Hi,
I am using this Java code to stream a row-based result from Dremio using Apache Arrow Flight:
FlightInfo flightInfo = client.getInfo(FlightDescriptor.command(query.getBytes(UTF_8)), bearerToken);
try (FlightStream stream = client.getStream(flightInfo.getEndpoints().get(0).getTicket(), bearerToken);
VectorSchemaRoot vectorSchemaRoot = VectorSchemaRoot.create(stream.getSchema(), bufferAllocator);
) {
for (final VectorLoader vectorLoader = new VectorLoader(vectorSchemaRoot); stream.next(); ) {
if (! stream.hasRoot())
break;
try (ArrowRecordBatch currentRecordBatch = new VectorUnloader(stream.getRoot()).getRecordBatch()) {
processRows(stream.getRoot());
vectorLoader.load(currentRecordBatch);
}
}
}
The code structure is basically the same as in Dremio's Flight client examples:
https://github.com/dremio-hub/arrow-flight-client-examples/blob/8e54411ea57f98d30ec81ec62bacb9d129a2b23f/java/src/main/java/com/adhoc/flight/client/AdhocFlightClient.java#L349-L378
My problem is that the amount of direct memory that is allocated under the hood depends on the width of the rows. All batches but the last one have a fixed count of 3968 rows, but the wider the rows are, the more direct memory is needed. I am observing the allocation in java.nio.Bits.tryReserveMemory (from JDK 11.0.18):
private static boolean tryReserveMemory(long size, int cap) {
// -XX:MaxDirectMemorySize limits the total capacity rather than the
// actual memory usage, which will differ when buffers are page
// aligned.
long totalCap;
while (cap <= MAX_MEMORY - (totalCap = TOTAL_CAPACITY.get())) {
if (TOTAL_CAPACITY.compareAndSet(totalCap, totalCap + cap)) {
RESERVED_MEMORY.addAndGet(size);
COUNT.incrementAndGet();
return true;
}
}
return false;
}
where the value of MAX_MEMORY corresponds to the setting of -XX:MaxDirectMemorySize and RESERVED_MEMORY is going up and eventually exceeds MAX_MEMORY.

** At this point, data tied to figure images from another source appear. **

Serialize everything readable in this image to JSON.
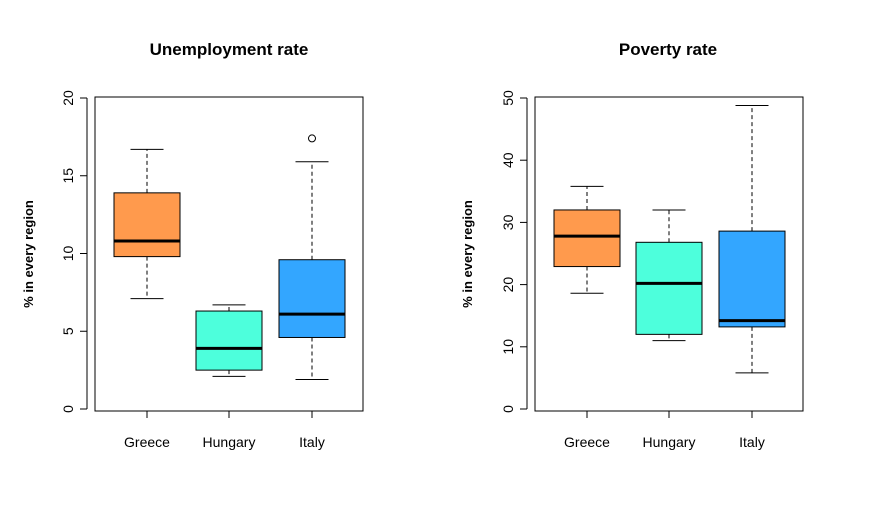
{
  "chart_data": [
    {
      "type": "box",
      "title": "Unemployment rate",
      "ylabel": "% in every region",
      "ylim": [
        0,
        20
      ],
      "yticks": [
        "0",
        "5",
        "10",
        "15",
        "20"
      ],
      "categories": [
        "Greece",
        "Hungary",
        "Italy"
      ],
      "boxes": [
        {
          "category": "Greece",
          "color": "#FF9A4D",
          "whisker_low": 7.1,
          "q1": 9.8,
          "median": 10.8,
          "q3": 13.9,
          "whisker_high": 16.7,
          "outliers": []
        },
        {
          "category": "Hungary",
          "color": "#4DFFDC",
          "whisker_low": 2.1,
          "q1": 2.5,
          "median": 3.9,
          "q3": 6.3,
          "whisker_high": 6.7,
          "outliers": []
        },
        {
          "category": "Italy",
          "color": "#33A6FF",
          "whisker_low": 1.9,
          "q1": 4.6,
          "median": 6.1,
          "q3": 9.6,
          "whisker_high": 15.9,
          "outliers": [
            17.4
          ]
        }
      ]
    },
    {
      "type": "box",
      "title": "Poverty rate",
      "ylabel": "% in every region",
      "ylim": [
        0,
        50
      ],
      "yticks": [
        "0",
        "10",
        "20",
        "30",
        "40",
        "50"
      ],
      "categories": [
        "Greece",
        "Hungary",
        "Italy"
      ],
      "boxes": [
        {
          "category": "Greece",
          "color": "#FF9A4D",
          "whisker_low": 18.6,
          "q1": 22.9,
          "median": 27.8,
          "q3": 32.0,
          "whisker_high": 35.8,
          "outliers": []
        },
        {
          "category": "Hungary",
          "color": "#4DFFDC",
          "whisker_low": 11.0,
          "q1": 12.0,
          "median": 20.2,
          "q3": 26.8,
          "whisker_high": 32.0,
          "outliers": []
        },
        {
          "category": "Italy",
          "color": "#33A6FF",
          "whisker_low": 5.8,
          "q1": 13.2,
          "median": 14.2,
          "q3": 28.6,
          "whisker_high": 48.8,
          "outliers": []
        }
      ]
    }
  ]
}
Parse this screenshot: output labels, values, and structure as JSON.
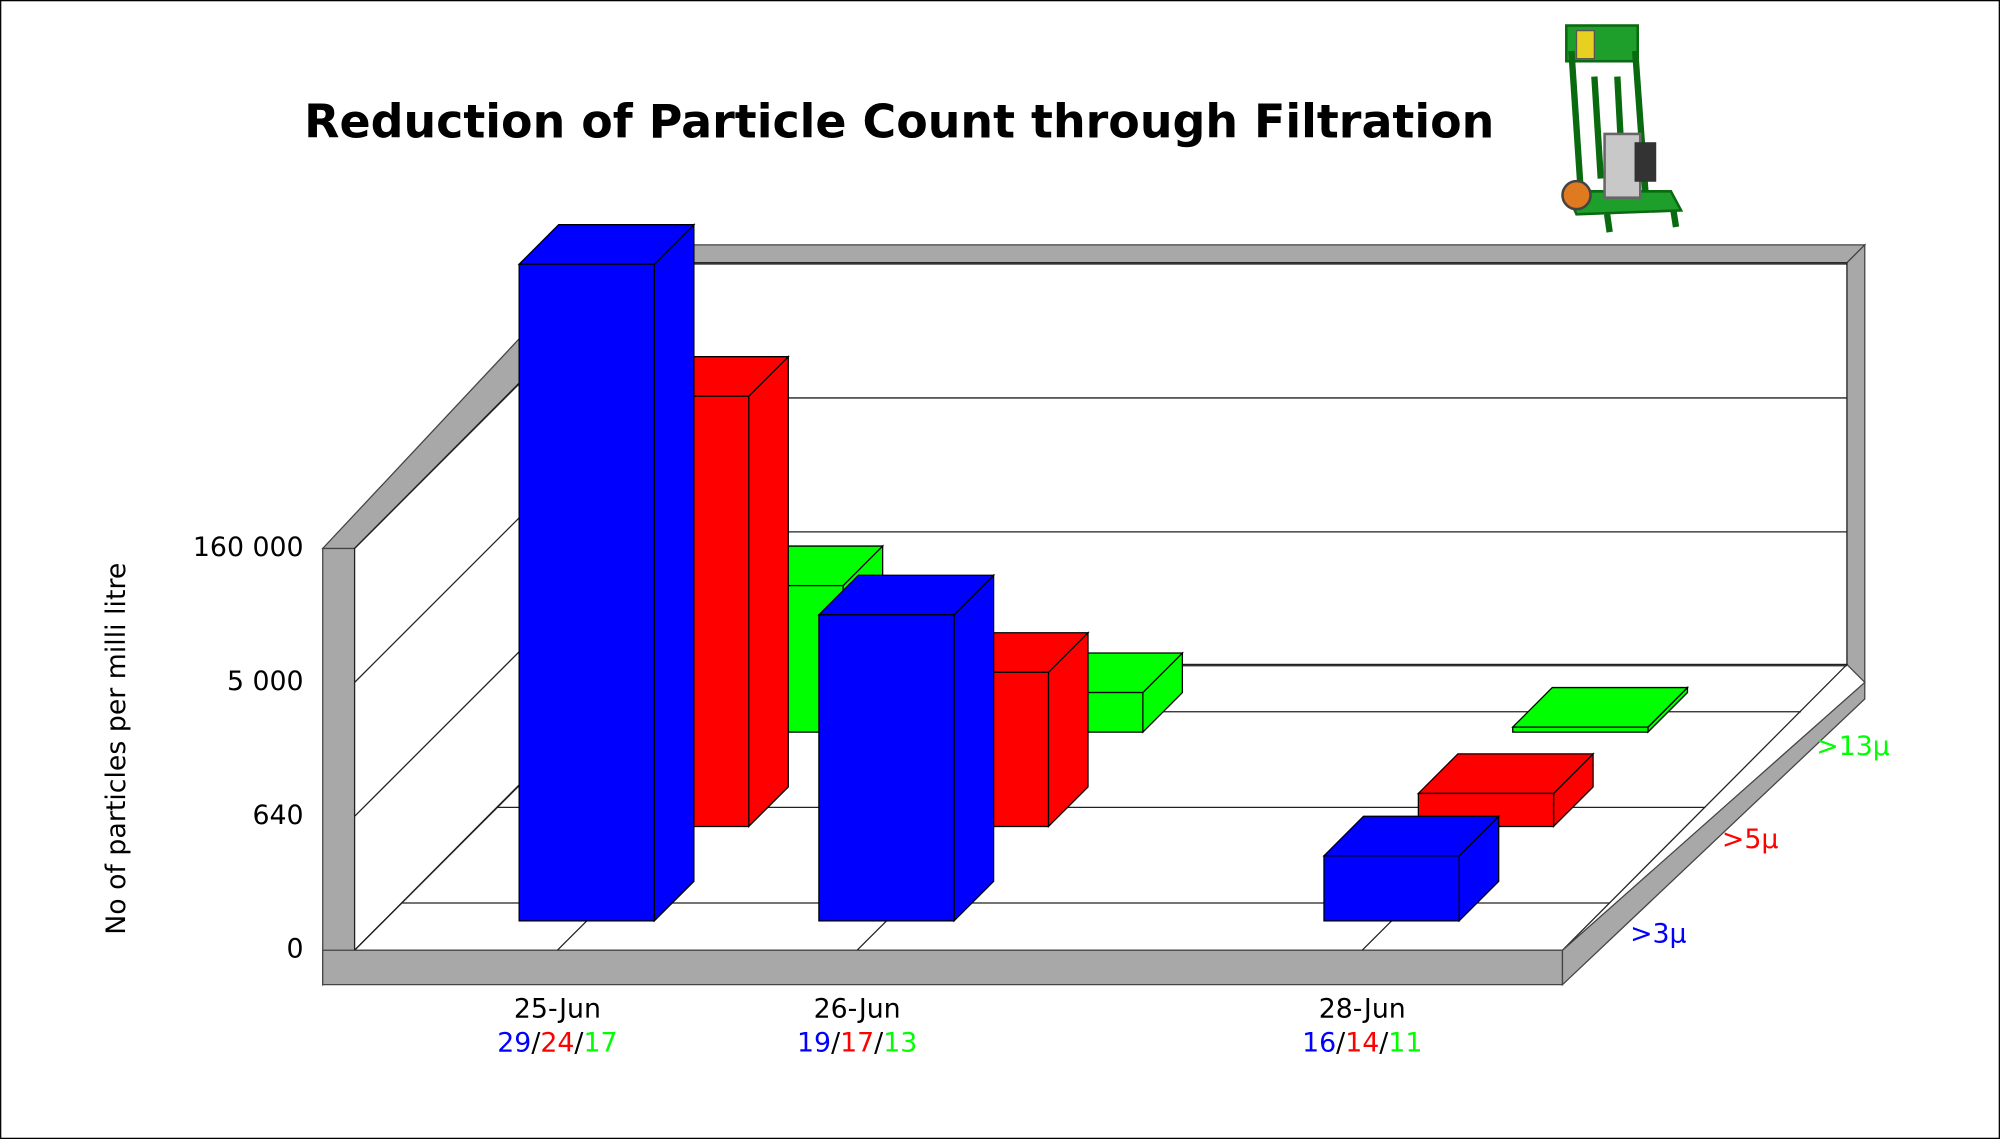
{
  "chart_data": {
    "type": "bar3d",
    "title": "Reduction of Particle Count through Filtration",
    "y_label": "No of particles per milli litre",
    "categories": [
      "25-Jun",
      "26-Jun",
      "28-Jun"
    ],
    "codes": [
      [
        29,
        24,
        17
      ],
      [
        19,
        17,
        13
      ],
      [
        16,
        14,
        11
      ]
    ],
    "code_separator": "/",
    "series": [
      {
        "name": ">3μ",
        "color": "#0000ff",
        "values": [
          455000,
          49300,
          311
        ]
      },
      {
        "name": ">5μ",
        "color": "#ff0000",
        "values": [
          193000,
          1300,
          158
        ]
      },
      {
        "name": ">13μ",
        "color": "#00ff00",
        "values": [
          1050,
          189,
          24
        ]
      }
    ],
    "ylim": [
      0,
      160000
    ],
    "yticks": [
      0,
      640,
      {
        "value": 5000,
        "label": "5 000"
      },
      {
        "value": 160000,
        "label": "160 000"
      }
    ],
    "grid": true
  }
}
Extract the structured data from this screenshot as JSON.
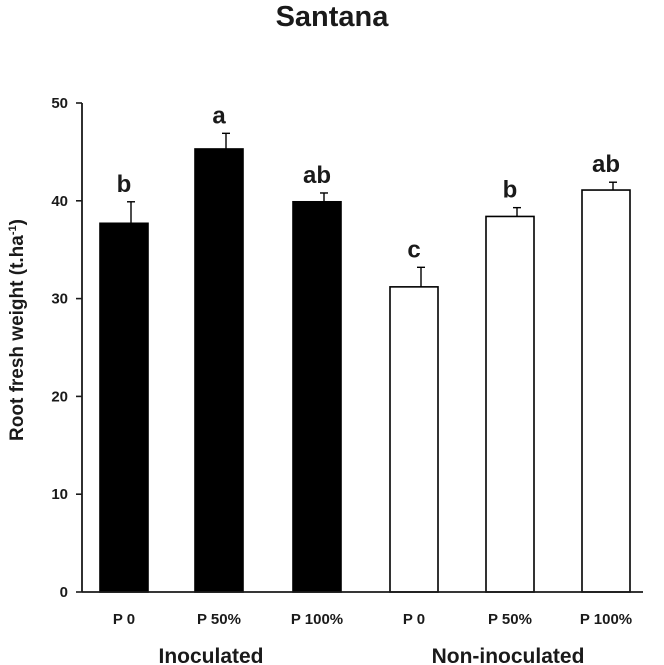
{
  "chart_data": {
    "type": "bar",
    "title": "Santana",
    "ylabel": "Root fresh weight (t.ha",
    "ylabel_superscript": "-1",
    "ylabel_suffix": ")",
    "xlabel": "",
    "ylim": [
      0,
      50
    ],
    "yticks": [
      0,
      10,
      20,
      30,
      40,
      50
    ],
    "grid": false,
    "categories": [
      "P 0",
      "P 50%",
      "P 100%",
      "P 0",
      "P 50%",
      "P 100%"
    ],
    "groups": [
      {
        "name": "Inoculated",
        "indices": [
          0,
          1,
          2
        ],
        "fill": "#000000"
      },
      {
        "name": "Non-inoculated",
        "indices": [
          3,
          4,
          5
        ],
        "fill": "#ffffff"
      }
    ],
    "values": [
      37.7,
      45.3,
      39.9,
      31.2,
      38.4,
      41.1
    ],
    "errors": [
      2.2,
      1.6,
      0.9,
      2.0,
      0.9,
      0.8
    ],
    "significance_letters": [
      "b",
      "a",
      "ab",
      "c",
      "b",
      "ab"
    ]
  },
  "colors": {
    "axis": "#1a1a1a",
    "inoculated_bar": "#000000",
    "non_inoculated_bar": "#ffffff"
  }
}
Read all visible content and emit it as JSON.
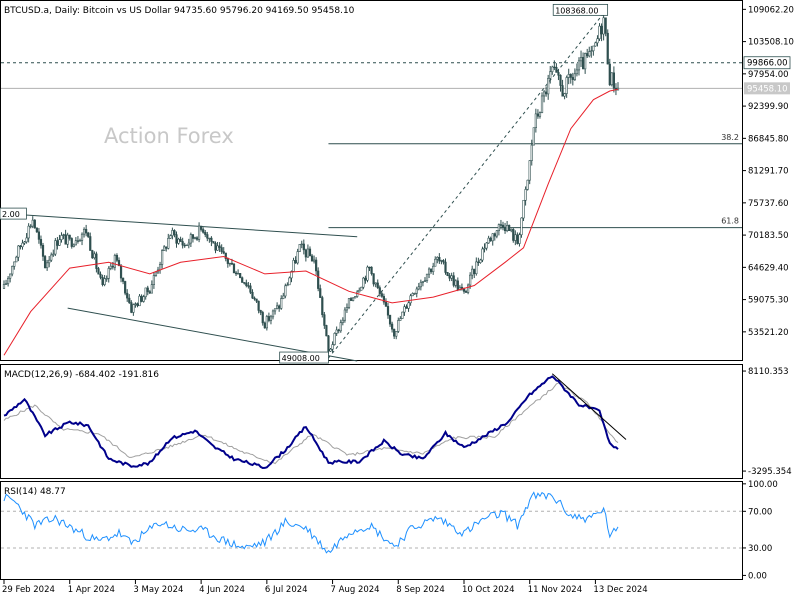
{
  "colors": {
    "background": "#ffffff",
    "frame": "#000000",
    "candle": "#2f4f4f",
    "ma_line": "#e8202a",
    "macd_line": "#00008b",
    "macd_signal": "#a0a0a0",
    "rsi_line": "#1e90ff",
    "level_line": "#2f4f4f",
    "trendline": "#2f4f4f",
    "watermark": "#c8c8c8"
  },
  "header": {
    "title": "BTCUSD.a, Daily:  Bitcoin vs US Dollar  94735.60 95796.20 94169.50 95458.10"
  },
  "watermark": "Action Forex",
  "chart_data": [
    {
      "type": "candlestick",
      "title": "BTCUSD.a, Daily:  Bitcoin vs US Dollar  94735.60 95796.20 94169.50 95458.10",
      "ylim": [
        48500,
        110500
      ],
      "y_ticks": [
        "109062.20",
        "103508.10",
        "97954.00",
        "92399.90",
        "86845.80",
        "81291.70",
        "75737.60",
        "70183.50",
        "64629.40",
        "59075.30",
        "53521.20"
      ],
      "x_ticks": [
        "29 Feb 2024",
        "1 Apr 2024",
        "3 May 2024",
        "4 Jun 2024",
        "6 Jul 2024",
        "7 Aug 2024",
        "8 Sep 2024",
        "10 Oct 2024",
        "11 Nov 2024",
        "13 Dec 2024"
      ],
      "x_range": [
        "2024-02-29",
        "2024-12-24"
      ],
      "series": [
        {
          "kind": "price-close",
          "points": [
            [
              "2024-02-29",
              61000
            ],
            [
              "2024-03-05",
              66000
            ],
            [
              "2024-03-14",
              73000
            ],
            [
              "2024-03-20",
              65000
            ],
            [
              "2024-03-27",
              70000
            ],
            [
              "2024-04-01",
              69000
            ],
            [
              "2024-04-09",
              71000
            ],
            [
              "2024-04-17",
              61000
            ],
            [
              "2024-04-23",
              66500
            ],
            [
              "2024-05-01",
              57500
            ],
            [
              "2024-05-10",
              61000
            ],
            [
              "2024-05-20",
              70500
            ],
            [
              "2024-05-27",
              68500
            ],
            [
              "2024-06-05",
              71500
            ],
            [
              "2024-06-12",
              67500
            ],
            [
              "2024-06-20",
              64500
            ],
            [
              "2024-06-27",
              61500
            ],
            [
              "2024-07-05",
              55000
            ],
            [
              "2024-07-12",
              58000
            ],
            [
              "2024-07-22",
              68000
            ],
            [
              "2024-07-29",
              66000
            ],
            [
              "2024-08-05",
              50000
            ],
            [
              "2024-08-15",
              58500
            ],
            [
              "2024-08-25",
              64500
            ],
            [
              "2024-09-06",
              53500
            ],
            [
              "2024-09-15",
              60500
            ],
            [
              "2024-09-27",
              66000
            ],
            [
              "2024-10-10",
              60000
            ],
            [
              "2024-10-20",
              68500
            ],
            [
              "2024-10-29",
              72500
            ],
            [
              "2024-11-05",
              69000
            ],
            [
              "2024-11-10",
              79500
            ],
            [
              "2024-11-13",
              89000
            ],
            [
              "2024-11-22",
              98500
            ],
            [
              "2024-11-27",
              95000
            ],
            [
              "2024-12-05",
              99000
            ],
            [
              "2024-12-12",
              101500
            ],
            [
              "2024-12-17",
              107500
            ],
            [
              "2024-12-20",
              97500
            ],
            [
              "2024-12-24",
              95458.1
            ]
          ]
        },
        {
          "kind": "moving-average",
          "points": [
            [
              "2024-02-29",
              49500
            ],
            [
              "2024-03-13",
              57000
            ],
            [
              "2024-04-01",
              64500
            ],
            [
              "2024-04-20",
              65500
            ],
            [
              "2024-05-10",
              63500
            ],
            [
              "2024-05-25",
              65500
            ],
            [
              "2024-06-15",
              66500
            ],
            [
              "2024-07-05",
              63500
            ],
            [
              "2024-07-25",
              64000
            ],
            [
              "2024-08-15",
              60500
            ],
            [
              "2024-09-05",
              58500
            ],
            [
              "2024-09-25",
              59500
            ],
            [
              "2024-10-15",
              61500
            ],
            [
              "2024-10-30",
              65500
            ],
            [
              "2024-11-08",
              68000
            ],
            [
              "2024-11-20",
              79000
            ],
            [
              "2024-12-01",
              88500
            ],
            [
              "2024-12-12",
              93500
            ],
            [
              "2024-12-20",
              95000
            ],
            [
              "2024-12-24",
              95300
            ]
          ]
        }
      ],
      "levels": [
        {
          "value": 99866.0,
          "label": "99866.00",
          "style": "dashed"
        },
        {
          "value": 95458.1,
          "label": "95458.10",
          "style": "solid"
        }
      ],
      "fibonacci": [
        {
          "label": "38.2",
          "value": 85908,
          "from": "2024-08-05"
        },
        {
          "label": "61.8",
          "value": 71465,
          "from": "2024-08-05"
        }
      ],
      "annotations": [
        {
          "label": "108368.00",
          "date": "2024-12-17",
          "value": 108368.0
        },
        {
          "label": "49008.00",
          "date": "2024-08-05",
          "value": 49008.0
        },
        {
          "label": "2.00",
          "date": "2024-02-29",
          "value": 73800
        }
      ],
      "trendlines": [
        {
          "style": "solid",
          "points": [
            [
              "2024-03-04",
              73800
            ],
            [
              "2024-08-19",
              69900
            ]
          ]
        },
        {
          "style": "solid",
          "points": [
            [
              "2024-03-31",
              57600
            ],
            [
              "2024-08-19",
              48500
            ]
          ]
        },
        {
          "style": "dashed",
          "points": [
            [
              "2024-08-05",
              49008
            ],
            [
              "2024-12-17",
              108368
            ]
          ]
        }
      ]
    },
    {
      "type": "line",
      "title": "MACD(12,26,9) -684.402 -191.816",
      "ylim": [
        -4200,
        8800
      ],
      "y_ticks": [
        "8110.353",
        "-3295.354"
      ],
      "series": [
        {
          "kind": "macd",
          "points": [
            [
              "2024-02-29",
              3000
            ],
            [
              "2024-03-10",
              4900
            ],
            [
              "2024-03-20",
              800
            ],
            [
              "2024-04-01",
              2300
            ],
            [
              "2024-04-10",
              1900
            ],
            [
              "2024-04-20",
              -1900
            ],
            [
              "2024-05-01",
              -2700
            ],
            [
              "2024-05-10",
              -2400
            ],
            [
              "2024-05-20",
              400
            ],
            [
              "2024-06-01",
              1300
            ],
            [
              "2024-06-10",
              -500
            ],
            [
              "2024-06-20",
              -1900
            ],
            [
              "2024-07-05",
              -2900
            ],
            [
              "2024-07-15",
              -900
            ],
            [
              "2024-07-25",
              1800
            ],
            [
              "2024-08-05",
              -2300
            ],
            [
              "2024-08-20",
              -2200
            ],
            [
              "2024-09-01",
              100
            ],
            [
              "2024-09-10",
              -1400
            ],
            [
              "2024-09-20",
              -1900
            ],
            [
              "2024-10-01",
              1000
            ],
            [
              "2024-10-10",
              -600
            ],
            [
              "2024-10-20",
              700
            ],
            [
              "2024-11-01",
              2400
            ],
            [
              "2024-11-10",
              5200
            ],
            [
              "2024-11-22",
              7600
            ],
            [
              "2024-12-05",
              4300
            ],
            [
              "2024-12-15",
              3500
            ],
            [
              "2024-12-20",
              -200
            ],
            [
              "2024-12-24",
              -684.4
            ]
          ]
        },
        {
          "kind": "signal",
          "points": [
            [
              "2024-02-29",
              2500
            ],
            [
              "2024-03-15",
              4200
            ],
            [
              "2024-03-28",
              1500
            ],
            [
              "2024-04-15",
              1000
            ],
            [
              "2024-05-01",
              -1800
            ],
            [
              "2024-05-20",
              -500
            ],
            [
              "2024-06-05",
              900
            ],
            [
              "2024-06-25",
              -1200
            ],
            [
              "2024-07-10",
              -2400
            ],
            [
              "2024-07-28",
              900
            ],
            [
              "2024-08-15",
              -1500
            ],
            [
              "2024-09-01",
              -700
            ],
            [
              "2024-09-20",
              -1300
            ],
            [
              "2024-10-05",
              500
            ],
            [
              "2024-10-25",
              600
            ],
            [
              "2024-11-08",
              3500
            ],
            [
              "2024-11-25",
              6700
            ],
            [
              "2024-12-10",
              4300
            ],
            [
              "2024-12-24",
              -191.8
            ]
          ]
        }
      ],
      "trendlines": [
        {
          "style": "solid",
          "points": [
            [
              "2024-11-22",
              7800
            ],
            [
              "2024-12-24",
              300
            ]
          ]
        }
      ]
    },
    {
      "type": "line",
      "title": "RSI(14) 48.77",
      "ylim": [
        0,
        100
      ],
      "y_ticks": [
        "100.00",
        "70.00",
        "30.00",
        "0.00"
      ],
      "levels": [
        {
          "value": 70,
          "style": "dashed"
        },
        {
          "value": 30,
          "style": "dashed"
        }
      ],
      "series": [
        {
          "kind": "rsi",
          "points": [
            [
              "2024-02-29",
              85
            ],
            [
              "2024-03-05",
              81
            ],
            [
              "2024-03-15",
              55
            ],
            [
              "2024-03-25",
              62
            ],
            [
              "2024-04-05",
              48
            ],
            [
              "2024-04-15",
              37
            ],
            [
              "2024-04-25",
              46
            ],
            [
              "2024-05-01",
              35
            ],
            [
              "2024-05-15",
              58
            ],
            [
              "2024-05-25",
              50
            ],
            [
              "2024-06-05",
              49
            ],
            [
              "2024-06-15",
              38
            ],
            [
              "2024-06-25",
              30
            ],
            [
              "2024-07-05",
              36
            ],
            [
              "2024-07-15",
              58
            ],
            [
              "2024-07-25",
              52
            ],
            [
              "2024-08-05",
              25
            ],
            [
              "2024-08-15",
              48
            ],
            [
              "2024-08-25",
              55
            ],
            [
              "2024-09-06",
              32
            ],
            [
              "2024-09-15",
              52
            ],
            [
              "2024-09-27",
              63
            ],
            [
              "2024-10-10",
              46
            ],
            [
              "2024-10-20",
              62
            ],
            [
              "2024-10-29",
              68
            ],
            [
              "2024-11-05",
              55
            ],
            [
              "2024-11-12",
              86
            ],
            [
              "2024-11-22",
              87
            ],
            [
              "2024-12-01",
              65
            ],
            [
              "2024-12-10",
              62
            ],
            [
              "2024-12-17",
              72
            ],
            [
              "2024-12-20",
              45
            ],
            [
              "2024-12-24",
              48.77
            ]
          ]
        }
      ]
    }
  ]
}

For a stream of 8KB rows, I need about 200MB of direct memory, and for 64KB rows I need more than 1GB of direct memory. So I am running out of direct memory fairly soon, especially if multiple such streams need be processed.
I guess that the memory requirement is some product of the batch size and the row width, so as batch sizes apparently are fixed it increases with wider rows.
Is there any way to get this working under memory constraints?